Thomas Lener 1 , 2 , Mario Gimona 1 , 2 , Ludwig Aigner 1 , Verena Börger 3 , Edit Buzas 4 , Giovanni Camussi 5 , Nathalie Chaput 6 , 7 , Devasis Chatterjee 8 , 9 , Felipe A. Court 10 , Hernando A. del Portillo 11 , 12 , Lorraine O'Driscoll 13 , 14 , Stefano Fais 15 , Juan M. Falcon-Perez 16 , 17 , Ursula Felderhoff-Mueser 18 , Lorenzo Fraile 19 , Yong Song Gho 20 , André Görgens 3 , Ramesh C. Gupta 21 , 22 , An Hendrix 23 , Dirk M. Hermann 24 , Andrew F. Hill 25 , Fred Hochberg 26 , Peter A. Horn 3 , Dominique de Kleijn 27 , Lambros Kordelas 28 , Boris W. Kramer 29 , Eva-Maria Krämer-Albers 30 , Sandra Laner-Plamberger 1 , 2 , Saara Laitinen 31 , Tommaso Leonardi 32 , 33 , Magdalena J. Lorenowicz 34 , Sai Kiang Lim 35 , Jan Lötvall 36 , Casey A. Maguire 37 , Antonio Marcilla 38 , 39 , Irina Nazarenko 40 , Takahiro Ochiya 41 , Tushar Patel 42 , Shona Pedersen 43 , Gabriella Pocsfalvi 44 , Stefano Pluchino 32 , Peter Quesenberry 8 , 9 , Ilona G. Reischl 45 , Francisco J. Rivera 46 , Ralf Sanzenbacher 47 , Katharina Schallmoser 1 , 2 , Ineke Slaper-Cortenbach 48 , Dirk Strunk 49 , Torsten Tonn 50 , Pieter Vader 51 , 52 , Bas W. M. van Balkom 53 , Marca Wauben 54 , Samir El Andaloussi 52 , 55 , Clotilde Théry 7 , 56 , Eva Rohde 1 , 2 , * , Bernd Giebel 3 , *
31 December 2015
Extracellular vesicles (EVs), such as exosomes and microvesicles, are released by different cell types and participate in physiological and pathophysiological processes.
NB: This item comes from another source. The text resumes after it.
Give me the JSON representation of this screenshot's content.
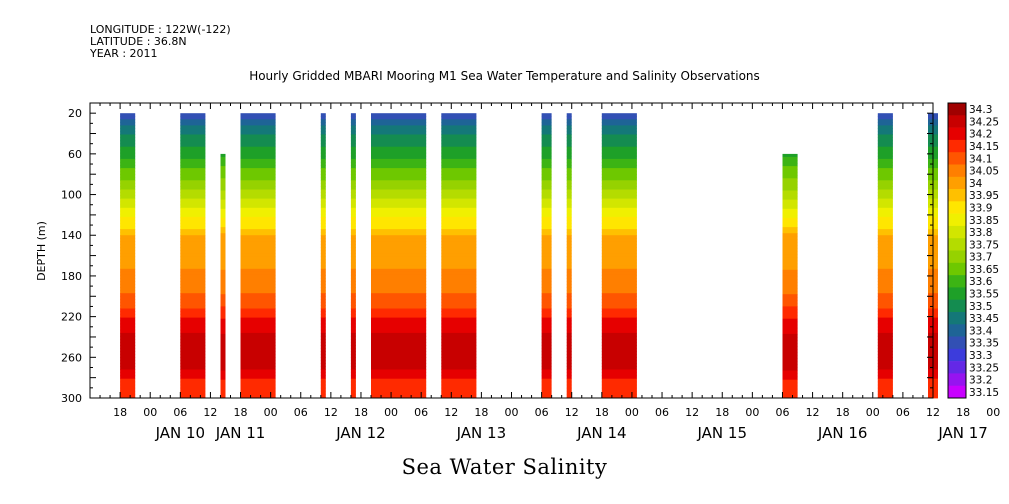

EVs mediate intercellular communication as cell-derived extracellular signalling organelles that transmit specific information from their cell of origin to their target cells. As a result of these properties, EVs of defined cell types may serve as novel tools for various therapeutic approaches, including (a) anti-tumour therapy, (b) pathogen vaccination, (c) immune-modulatory and regenerative therapies and (d) drug delivery. The translation of EVs into clinical therapies requires the categorization of EV-based therapeutics in compliance with existing regulatory frameworks. As the classification defines subsequent requirements for manufacturing, quality control and clinical investigation, it is of major importance to define whether EVs are considered the active drug components or primarily serve as drug delivery vehicles. For an effective and particularly safe translation of EV-based therapies into clinical practice, a high level of cooperation between researchers, clinicians and competent authorities is essential. In this position statement, basic and clinical scientists, as members of the International Society for Extracellular Vesicles (ISEV) and of the European Cooperation in Science and Technology (COST) program of the European Union, namely European Network on Microvesicles and Exosomes in Health and Disease (ME-HaD), summarize recent developments and the current knowledge of EV-based therapies. Aspects of safety and regulatory requirements that must be considered for pharmaceutical manufacturing and clinical application are highlighted. Production and quality control processes are discussed. Strategies to promote the therapeutic application of EVs in future clinical studies are addressed.